Der Bewusstseinsstrom fließt. In Strömen. In Bächen. In Wasserfällen und ins unendliche Meer hinein.
Die Materie ist zerbrechlich. Verwundbar. Überwindbar.
Der Geist neigt stets dazu, die Materie überwinden zu wollen. Die Materie neigt stets dazu, über den Geist herrschen zu wollen; die Dominanz zu erlangen; das rein Geistige in seine Schranken zu weisen, was seine Bedeutung anbelangt, aber auch seine Wirksamkeit.
Die Materie verlangt nach Aufrichtigkeit; nach Achtung; nach Sein. Das Geistige hingegeben ist flüchtig. Es zieht umher und ist befreit von den Beschränkungen, die das Feste; die Materie nun einmal so mit sich bringt. Es kann sich ausbreiten, wohin es nur möchte, so weit weg es nur möchte und wie es nur möchte.
Die Materie ist starr. Sie bleibt, wie sie ist und wo sie ist. Veränderung, wenn überhaupt, erfolgt nur langsam und in Grenzen.
Das Geistige hingegen kann sich verformen; kann sich wandeln. Es ist wandelbar.

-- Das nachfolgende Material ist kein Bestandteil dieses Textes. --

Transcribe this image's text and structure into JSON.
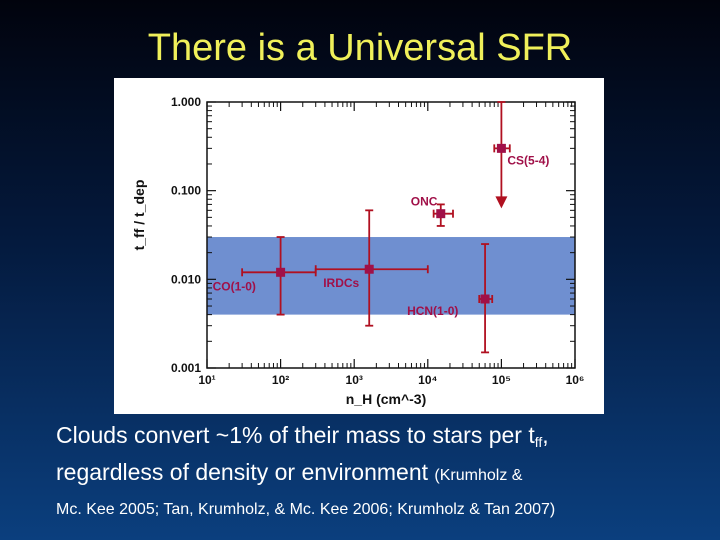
{
  "slide": {
    "title": "There is a Universal SFR",
    "caption": {
      "line1_main": "Clouds convert ~1% of their mass to stars per t",
      "line1_sub": "ff",
      "line1_end": ",",
      "line2_main": "regardless of density or environment ",
      "line2_small": "(Krumholz &",
      "line3_small": "Mc. Kee 2005; Tan, Krumholz, & Mc. Kee 2006; Krumholz & Tan 2007)"
    }
  },
  "colors": {
    "title": "#f0f05a",
    "band": "#6f8fd0",
    "marker": "#a01048",
    "error": "#b01020",
    "label": "#a01048"
  },
  "chart_data": {
    "type": "scatter",
    "title": "",
    "xlabel": "n_H (cm^-3)",
    "ylabel": "t_ff / t_dep",
    "x_scale": "log",
    "y_scale": "log",
    "xlim": [
      10,
      1000000
    ],
    "ylim": [
      0.001,
      1.0
    ],
    "x_ticks": [
      10,
      100,
      1000,
      10000,
      100000,
      1000000
    ],
    "x_tick_labels": [
      "10¹",
      "10²",
      "10³",
      "10⁴",
      "10⁵",
      "10⁶"
    ],
    "y_ticks": [
      0.001,
      0.01,
      0.1,
      1.0
    ],
    "y_tick_labels": [
      "0.001",
      "0.010",
      "0.100",
      "1.000"
    ],
    "band": {
      "y_low": 0.004,
      "y_high": 0.03
    },
    "points": [
      {
        "label": "CO(1-0)",
        "x": 100,
        "y": 0.012,
        "x_err_low": 30,
        "x_err_high": 300,
        "y_err_low": 0.004,
        "y_err_high": 0.03,
        "has_marker": true
      },
      {
        "label": "IRDCs",
        "x": 1600,
        "y": 0.013,
        "x_err_low": 300,
        "x_err_high": 10000,
        "y_err_low": 0.003,
        "y_err_high": 0.06,
        "has_marker": true
      },
      {
        "label": "ONC",
        "x": 15000,
        "y": 0.055,
        "x_err_low": 12000,
        "x_err_high": 22000,
        "y_err_low": 0.04,
        "y_err_high": 0.07,
        "has_marker": true
      },
      {
        "label": "HCN(1-0)",
        "x": 60000,
        "y": 0.006,
        "x_err_low": 50000,
        "x_err_high": 75000,
        "y_err_low": 0.0015,
        "y_err_high": 0.025,
        "has_marker": true
      },
      {
        "label": "CS(5-4)",
        "x": 100000,
        "y": 0.3,
        "x_err_low": 80000,
        "x_err_high": 130000,
        "y_err_low": 0.07,
        "y_err_high": 1.0,
        "has_marker": true,
        "upper_limit_arrow": true
      }
    ]
  }
}
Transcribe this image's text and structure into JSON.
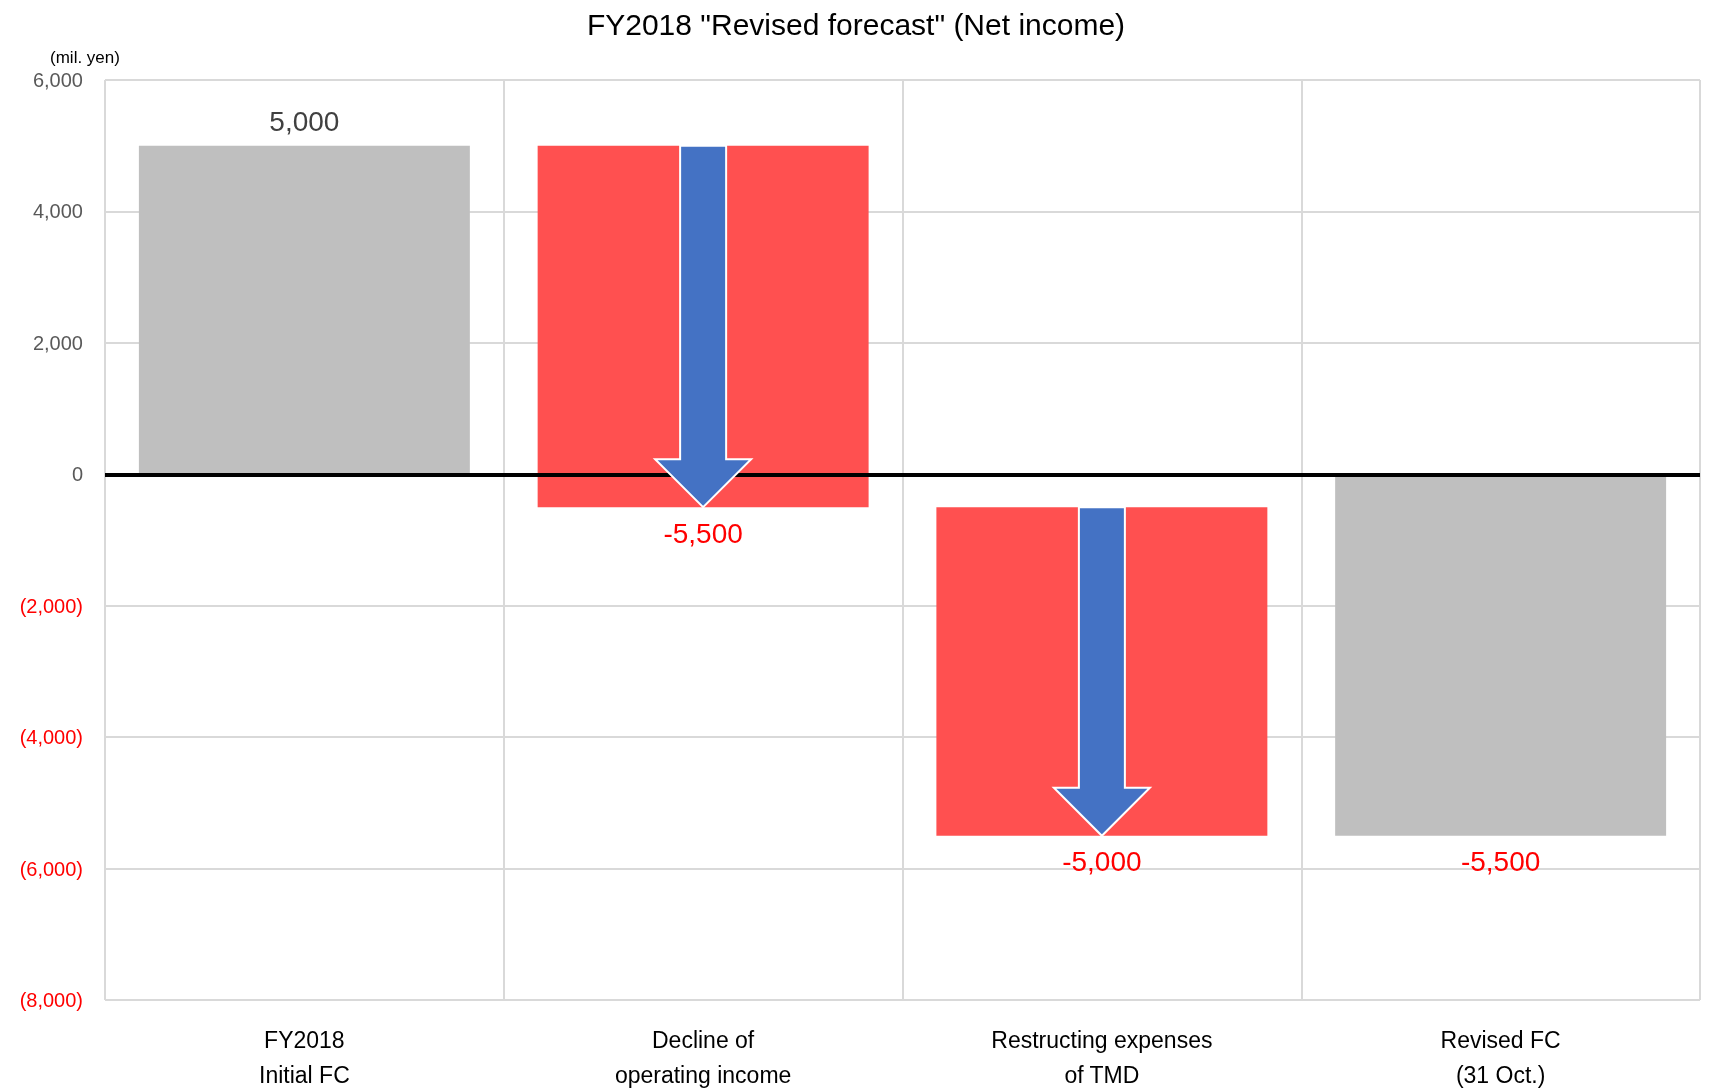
{
  "chart_data": {
    "type": "bar",
    "title": "FY2018 \"Revised forecast\" (Net income)",
    "ylabel": "(mil. yen)",
    "categories": [
      "FY2018\nInitial FC",
      "Decline of\noperating income",
      "Restructing expenses\nof TMD",
      "Revised FC\n(31 Oct.)"
    ],
    "values": [
      5000,
      -5500,
      -5000,
      -5500
    ],
    "base": [
      0,
      5000,
      -500,
      0
    ],
    "colors": [
      "#bfbfbf",
      "#ff5050",
      "#ff5050",
      "#bfbfbf"
    ],
    "value_labels": [
      "5,000",
      "-5,500",
      "-5,000",
      "-5,500"
    ],
    "ylim": [
      -8000,
      6000
    ],
    "yticks": [
      {
        "value": -8000,
        "label": "(8,000)"
      },
      {
        "value": -6000,
        "label": "(6,000)"
      },
      {
        "value": -4000,
        "label": "(4,000)"
      },
      {
        "value": -2000,
        "label": "(2,000)"
      },
      {
        "value": 0,
        "label": "0"
      },
      {
        "value": 2000,
        "label": "2,000"
      },
      {
        "value": 4000,
        "label": "4,000"
      },
      {
        "value": 6000,
        "label": "6,000"
      }
    ],
    "ref_lines": [
      {
        "axis": "y",
        "value": 0,
        "color": "#000000"
      }
    ],
    "grid": true
  }
}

So streiten sie miteinander, auf der einen Seite die Materie, die starr bleibt und verletzlich. Auf der anderen Seite das Geistige, das wandelbar bleibt und eine Resilienz erwerben kann, die ihresgleichen sucht. Die sich schützen kann, vor den Gefahren, denen es stets ausgesetzt ist, wie seinen Ängsten; seinen Zweifel oder der Dunkelheit. Abgründe also, die es umgibt; die es umgeben muss, weil es ansonsten weder Licht noch Erkenntnis noch echte Weisheit geben kann.
Das Licht und die Dunkelheit. Die Materie und das Geistige. Das Sein und das Nichtsein. Der Dialog also. Das ist das Leben.